Let $R$ be a ring with identity, $I$ ($\neq R$) an ideal of $R$, $F$ a free $R$-module with basis $X$ and $\pi : F\to F/IF$ the canonical epimorphism. Then $F/IF$ is a free $R/I$ module with basis $\pi (X)$ and $|\pi (X)| = |X|$.
Recall that $IF = \{\sum_{i=1}^n r_ia_i \mid r_i\in I, a_i \in F, n \in \Bbb{N}\}$ and that the action of $R/I$ on $F/ IF$ is given by $(r+I)(a+IF) = ra +IF$.
Proof: ……… Finally if $x, x' \in X$ and $\pi (x) = \pi (x')$ in $F/IF$, then $(1_R+I)\pi (x)-(1_R+I)\pi (x’)=0$. If $x\neq x'$, the preceding argument implies that $1_R\in I$, which contradicts the fact that $I\neq R$. Therefore, $x = x'$ and the map $\pi: X \to \pi (X)$ is a bijection, whence $|X|= |\pi(x)|$·
Question: I don’t get Author proof of $\pi|_X$ is injective. It seems like Author beforehand assuming injectivity. For context, preceding argument refer to $\pi (X)$ is linearly independent.

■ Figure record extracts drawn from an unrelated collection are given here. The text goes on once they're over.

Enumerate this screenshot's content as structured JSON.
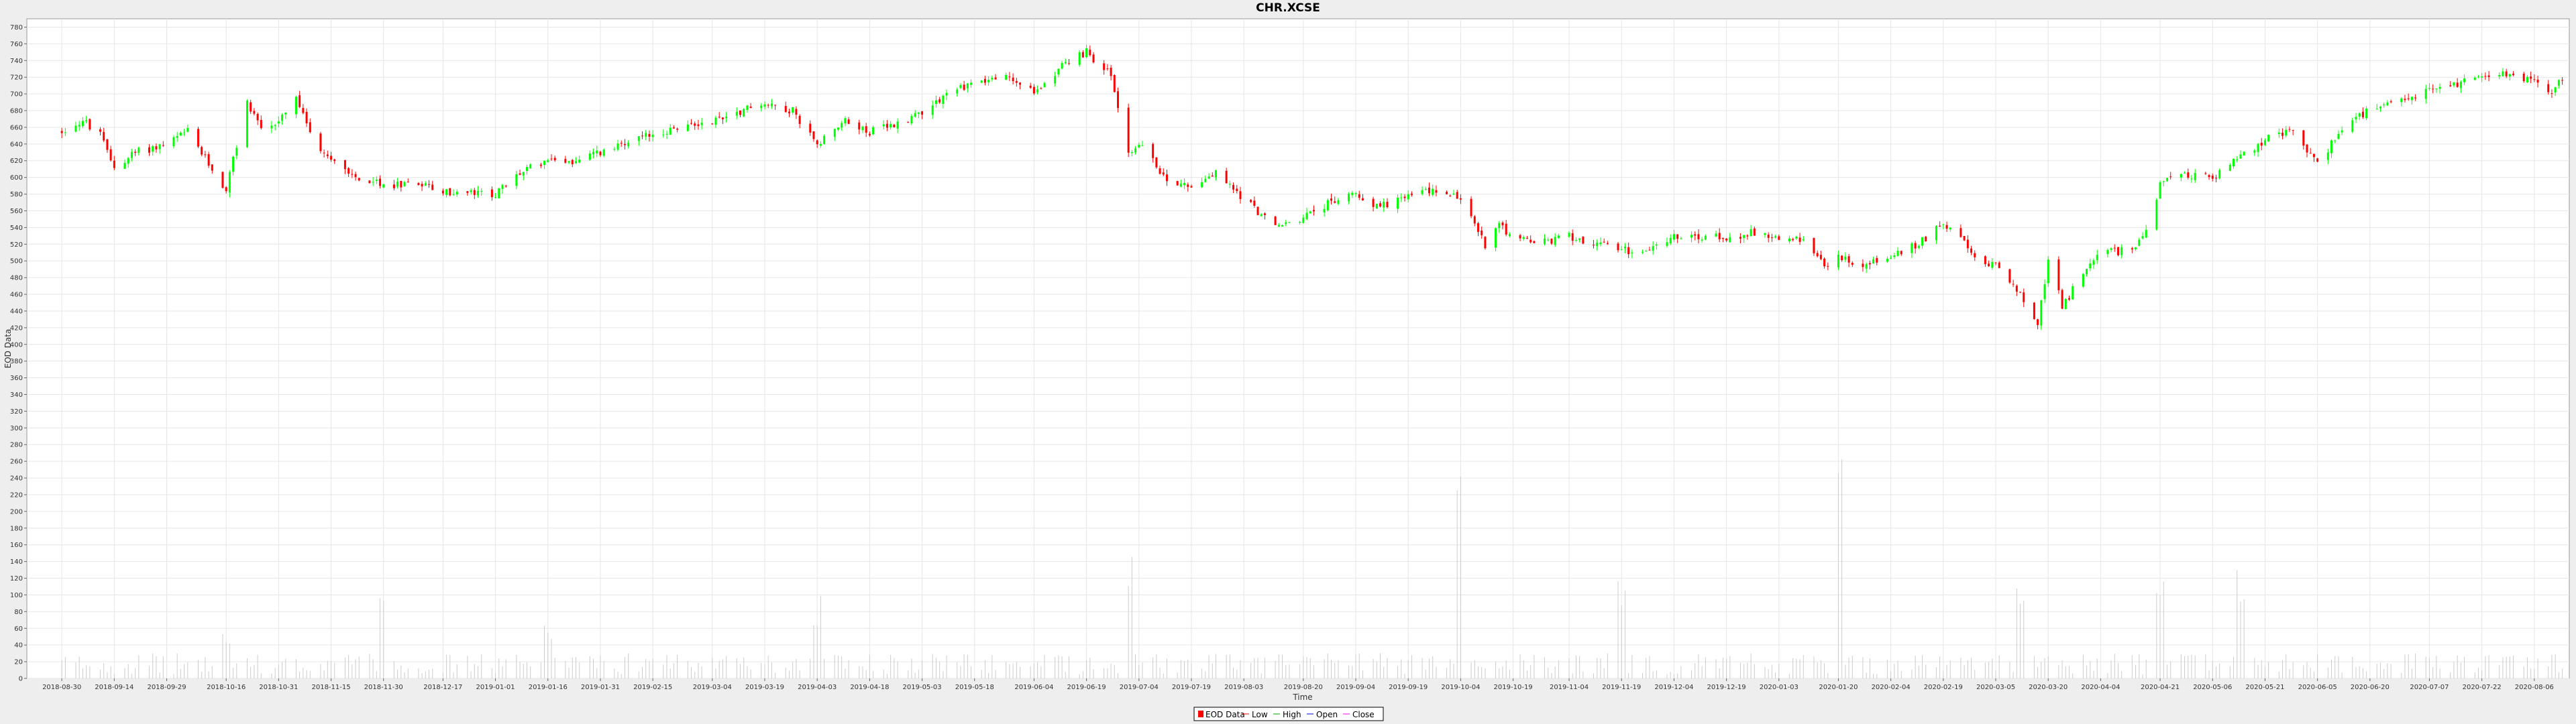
{
  "chart_data": {
    "type": "candlestick",
    "title": "CHR.XCSE",
    "xlabel": "Time",
    "ylabel": "EOD Data",
    "ylim": [
      0,
      790
    ],
    "y_ticks": [
      0,
      20,
      40,
      60,
      80,
      100,
      120,
      140,
      160,
      180,
      200,
      220,
      240,
      260,
      280,
      300,
      320,
      340,
      360,
      380,
      400,
      420,
      440,
      460,
      480,
      500,
      520,
      540,
      560,
      580,
      600,
      620,
      640,
      660,
      680,
      700,
      720,
      740,
      760,
      780
    ],
    "x_ticks": [
      "2018-08-30",
      "2018-09-14",
      "2018-09-29",
      "2018-10-16",
      "2018-10-31",
      "2018-11-15",
      "2018-11-30",
      "2018-12-17",
      "2019-01-01",
      "2019-01-16",
      "2019-01-31",
      "2019-02-15",
      "2019-03-04",
      "2019-03-19",
      "2019-04-03",
      "2019-04-18",
      "2019-05-03",
      "2019-05-18",
      "2019-06-04",
      "2019-06-19",
      "2019-07-04",
      "2019-07-19",
      "2019-08-03",
      "2019-08-20",
      "2019-09-04",
      "2019-09-19",
      "2019-10-04",
      "2019-10-19",
      "2019-11-04",
      "2019-11-19",
      "2019-12-04",
      "2019-12-19",
      "2020-01-03",
      "2020-01-20",
      "2020-02-04",
      "2020-02-19",
      "2020-03-05",
      "2020-03-20",
      "2020-04-04",
      "2020-04-21",
      "2020-05-06",
      "2020-05-21",
      "2020-06-05",
      "2020-06-20",
      "2020-07-07",
      "2020-07-22",
      "2020-08-06"
    ],
    "series_close": [
      {
        "date": "2018-08-30",
        "close": 655
      },
      {
        "date": "2018-09-05",
        "close": 668
      },
      {
        "date": "2018-09-10",
        "close": 650
      },
      {
        "date": "2018-09-14",
        "close": 612
      },
      {
        "date": "2018-09-20",
        "close": 630
      },
      {
        "date": "2018-09-29",
        "close": 640
      },
      {
        "date": "2018-10-05",
        "close": 655
      },
      {
        "date": "2018-10-10",
        "close": 622
      },
      {
        "date": "2018-10-16",
        "close": 585
      },
      {
        "date": "2018-10-22",
        "close": 690
      },
      {
        "date": "2018-10-26",
        "close": 660
      },
      {
        "date": "2018-10-31",
        "close": 665
      },
      {
        "date": "2018-11-05",
        "close": 695
      },
      {
        "date": "2018-11-10",
        "close": 640
      },
      {
        "date": "2018-11-15",
        "close": 625
      },
      {
        "date": "2018-11-22",
        "close": 600
      },
      {
        "date": "2018-11-30",
        "close": 590
      },
      {
        "date": "2018-12-10",
        "close": 595
      },
      {
        "date": "2018-12-17",
        "close": 582
      },
      {
        "date": "2019-01-01",
        "close": 580
      },
      {
        "date": "2019-01-08",
        "close": 605
      },
      {
        "date": "2019-01-16",
        "close": 622
      },
      {
        "date": "2019-01-24",
        "close": 618
      },
      {
        "date": "2019-01-31",
        "close": 630
      },
      {
        "date": "2019-02-08",
        "close": 640
      },
      {
        "date": "2019-02-15",
        "close": 652
      },
      {
        "date": "2019-03-04",
        "close": 668
      },
      {
        "date": "2019-03-19",
        "close": 690
      },
      {
        "date": "2019-03-27",
        "close": 680
      },
      {
        "date": "2019-04-03",
        "close": 640
      },
      {
        "date": "2019-04-10",
        "close": 668
      },
      {
        "date": "2019-04-18",
        "close": 655
      },
      {
        "date": "2019-04-25",
        "close": 662
      },
      {
        "date": "2019-05-03",
        "close": 680
      },
      {
        "date": "2019-05-10",
        "close": 700
      },
      {
        "date": "2019-05-18",
        "close": 715
      },
      {
        "date": "2019-05-28",
        "close": 720
      },
      {
        "date": "2019-06-04",
        "close": 700
      },
      {
        "date": "2019-06-12",
        "close": 735
      },
      {
        "date": "2019-06-19",
        "close": 750
      },
      {
        "date": "2019-06-26",
        "close": 722
      },
      {
        "date": "2019-07-01",
        "close": 630
      },
      {
        "date": "2019-07-04",
        "close": 640
      },
      {
        "date": "2019-07-12",
        "close": 598
      },
      {
        "date": "2019-07-19",
        "close": 590
      },
      {
        "date": "2019-07-26",
        "close": 605
      },
      {
        "date": "2019-08-03",
        "close": 575
      },
      {
        "date": "2019-08-12",
        "close": 540
      },
      {
        "date": "2019-08-20",
        "close": 552
      },
      {
        "date": "2019-08-27",
        "close": 568
      },
      {
        "date": "2019-09-04",
        "close": 582
      },
      {
        "date": "2019-09-10",
        "close": 565
      },
      {
        "date": "2019-09-19",
        "close": 578
      },
      {
        "date": "2019-09-26",
        "close": 585
      },
      {
        "date": "2019-10-04",
        "close": 575
      },
      {
        "date": "2019-10-11",
        "close": 520
      },
      {
        "date": "2019-10-15",
        "close": 548
      },
      {
        "date": "2019-10-19",
        "close": 525
      },
      {
        "date": "2019-10-28",
        "close": 522
      },
      {
        "date": "2019-11-04",
        "close": 530
      },
      {
        "date": "2019-11-12",
        "close": 520
      },
      {
        "date": "2019-11-19",
        "close": 512
      },
      {
        "date": "2019-11-26",
        "close": 515
      },
      {
        "date": "2019-12-04",
        "close": 528
      },
      {
        "date": "2019-12-19",
        "close": 528
      },
      {
        "date": "2019-12-27",
        "close": 535
      },
      {
        "date": "2020-01-03",
        "close": 528
      },
      {
        "date": "2020-01-12",
        "close": 522
      },
      {
        "date": "2020-01-16",
        "close": 490
      },
      {
        "date": "2020-01-20",
        "close": 505
      },
      {
        "date": "2020-01-27",
        "close": 495
      },
      {
        "date": "2020-02-04",
        "close": 505
      },
      {
        "date": "2020-02-12",
        "close": 520
      },
      {
        "date": "2020-02-19",
        "close": 548
      },
      {
        "date": "2020-02-25",
        "close": 520
      },
      {
        "date": "2020-03-01",
        "close": 490
      },
      {
        "date": "2020-03-05",
        "close": 500
      },
      {
        "date": "2020-03-12",
        "close": 460
      },
      {
        "date": "2020-03-17",
        "close": 420
      },
      {
        "date": "2020-03-20",
        "close": 505
      },
      {
        "date": "2020-03-24",
        "close": 445
      },
      {
        "date": "2020-03-29",
        "close": 478
      },
      {
        "date": "2020-04-04",
        "close": 510
      },
      {
        "date": "2020-04-12",
        "close": 512
      },
      {
        "date": "2020-04-17",
        "close": 535
      },
      {
        "date": "2020-04-21",
        "close": 590
      },
      {
        "date": "2020-04-28",
        "close": 605
      },
      {
        "date": "2020-05-06",
        "close": 598
      },
      {
        "date": "2020-05-14",
        "close": 625
      },
      {
        "date": "2020-05-21",
        "close": 645
      },
      {
        "date": "2020-05-29",
        "close": 655
      },
      {
        "date": "2020-06-05",
        "close": 615
      },
      {
        "date": "2020-06-10",
        "close": 648
      },
      {
        "date": "2020-06-15",
        "close": 668
      },
      {
        "date": "2020-06-20",
        "close": 680
      },
      {
        "date": "2020-06-28",
        "close": 688
      },
      {
        "date": "2020-07-07",
        "close": 705
      },
      {
        "date": "2020-07-15",
        "close": 712
      },
      {
        "date": "2020-07-22",
        "close": 725
      },
      {
        "date": "2020-07-30",
        "close": 722
      },
      {
        "date": "2020-08-06",
        "close": 718
      },
      {
        "date": "2020-08-10",
        "close": 698
      },
      {
        "date": "2020-08-14",
        "close": 718
      }
    ],
    "volume_peaks": [
      {
        "date": "2018-10-16",
        "value": 60
      },
      {
        "date": "2018-11-30",
        "value": 122
      },
      {
        "date": "2019-01-16",
        "value": 75
      },
      {
        "date": "2019-04-03",
        "value": 105
      },
      {
        "date": "2019-07-01",
        "value": 175
      },
      {
        "date": "2019-10-04",
        "value": 262
      },
      {
        "date": "2019-11-19",
        "value": 135
      },
      {
        "date": "2020-01-20",
        "value": 298
      },
      {
        "date": "2020-03-12",
        "value": 118
      },
      {
        "date": "2020-04-21",
        "value": 155
      },
      {
        "date": "2020-05-14",
        "value": 143
      }
    ],
    "legend": [
      "EOD Data",
      "Low",
      "High",
      "Open",
      "Close"
    ],
    "legend_position": "bottom-center",
    "grid": true,
    "colors": {
      "up": "#00ff00",
      "down": "#ff0000",
      "volume": "#cccccc",
      "grid": "#e6e6e6"
    }
  }
}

Following argument is not circular to prove $\pi|_X$ is injective: if $x\neq x’$ and $\pi(x)=\pi (x’) =x+IF=x’+IF$, then $x-x’\in IF$. So $x-x’=\sum_{i=1}^nr_ia_i$ where $r_i\in I$, $a_i\in F$ and $n\in \Bbb{N}$. Since each $a_i$ is linear combination of elements of $X$ and $I$ is an ideal, we have $$x-x’=\sum_{i=1}^nr_ia_i =\sum_{i=1}^m s_i b_i$$ where $s_i\in I$, $b_i\in X$ and $m\in \Bbb{N}$. By linear independence of $X$, $m=2$, $(s_1,b_1)=(1_R,x)$ and $(s_2,b_2)=(-1_R,x)$. That means $s_1=1_R\in I$. Thus we reach contradiction. Hence $x=x’$.